Leaders at Northwell Health realized that improving quality and reducing costs are closely tied to staff job satisfaction. Clinicians and other staff who feel burned out by workplace inefficiencies aren’t necessarily going to provide the best care to patients.
So they recently launched an initiative asking the 70,000 employees at Northwell’s 23 hospitals and 700- ambulatory sites to identify the biggest problems they face in delivering care and to suggest solutions. It’s called the “Ideas at Northwell” campaign, focusing on common-sense practices and provider well-being.
Northwell hired a vendor to survey employees and crowdsource their ideas for making work processes better and more efficient. Then system and hospital leaders will decide which changes to implement on a test basis.
The impact of the changes at the pilot site will be measured in terms of quality, patient satisfaction and cost.
“Doctor are tired of doing senseless work,” said Dr. David Battinelli, Northwell senior vice president and chief medical officer. “The crisis of burnout has helped us all realize that unless we address the senseless things we’re doing, we’ll grind people out.”
Northwell’s leaders know they have a way to go in achieving consistency.

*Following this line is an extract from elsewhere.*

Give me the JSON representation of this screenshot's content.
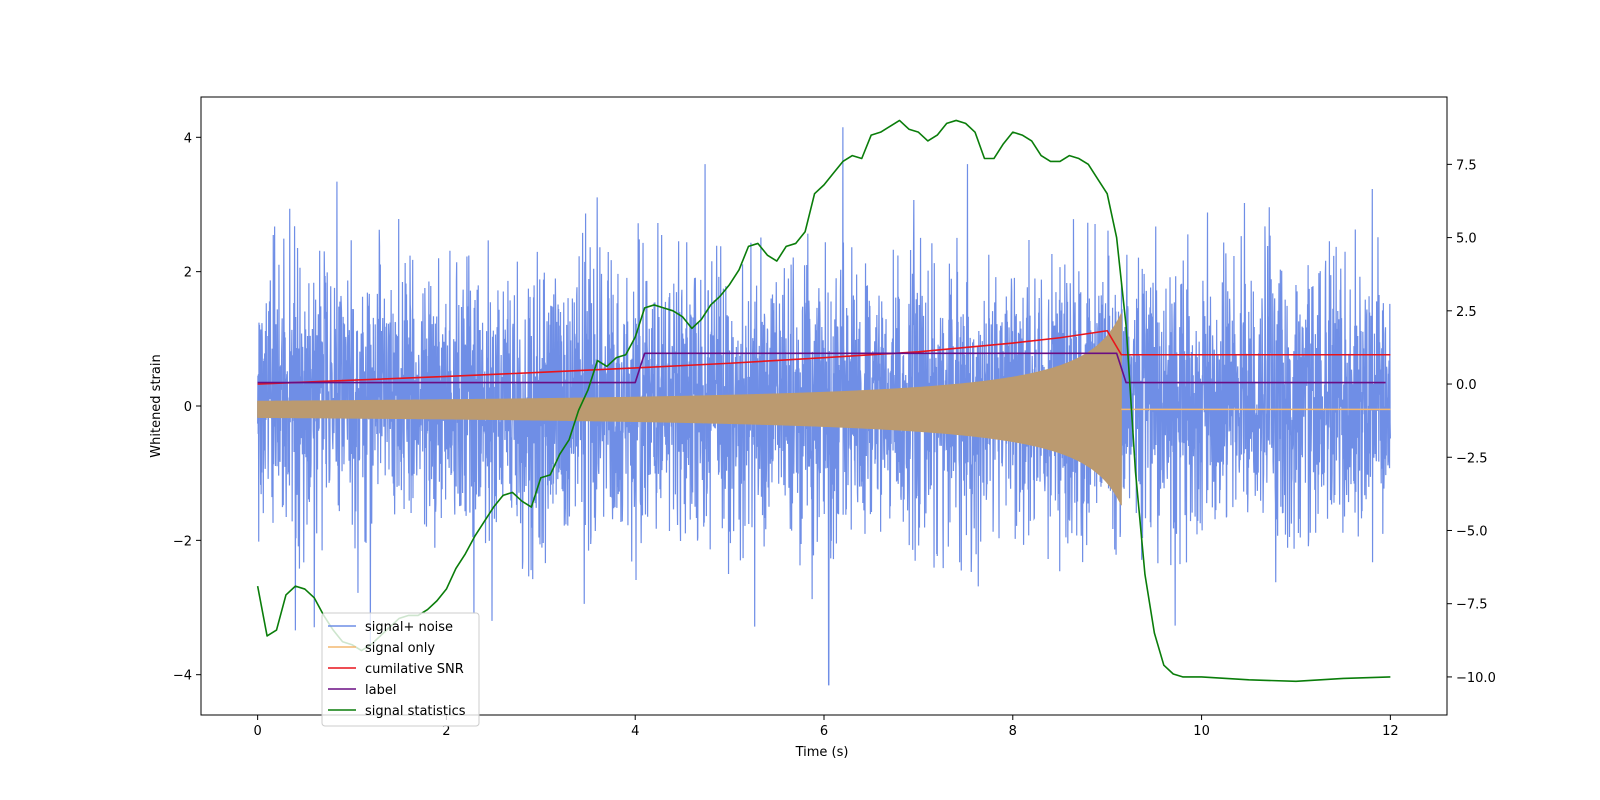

For instance, their patient experience scores vary substantially, according to Medicare data on . “Most of the time they can do better by adopting practices at facilities that are doing well,” Battinelli said.
One issue that arises frequently is that patients can’t get a good night’s sleep because of noise, lights, alarms and medical visits. While Northwell started a “quiet at night” campaign, “we still go in at 4:30 a.m. to give someone a medication or draw blood,” Battinelli said. “Why do we do that?”
Northwell hospitals ranged from 42% to 60% in the percentage of patients who said the area around their room was always quiet at night—with most at or below 50%—compared with a national average of 62%, according to CMS data compiled on Project Japan Metrics.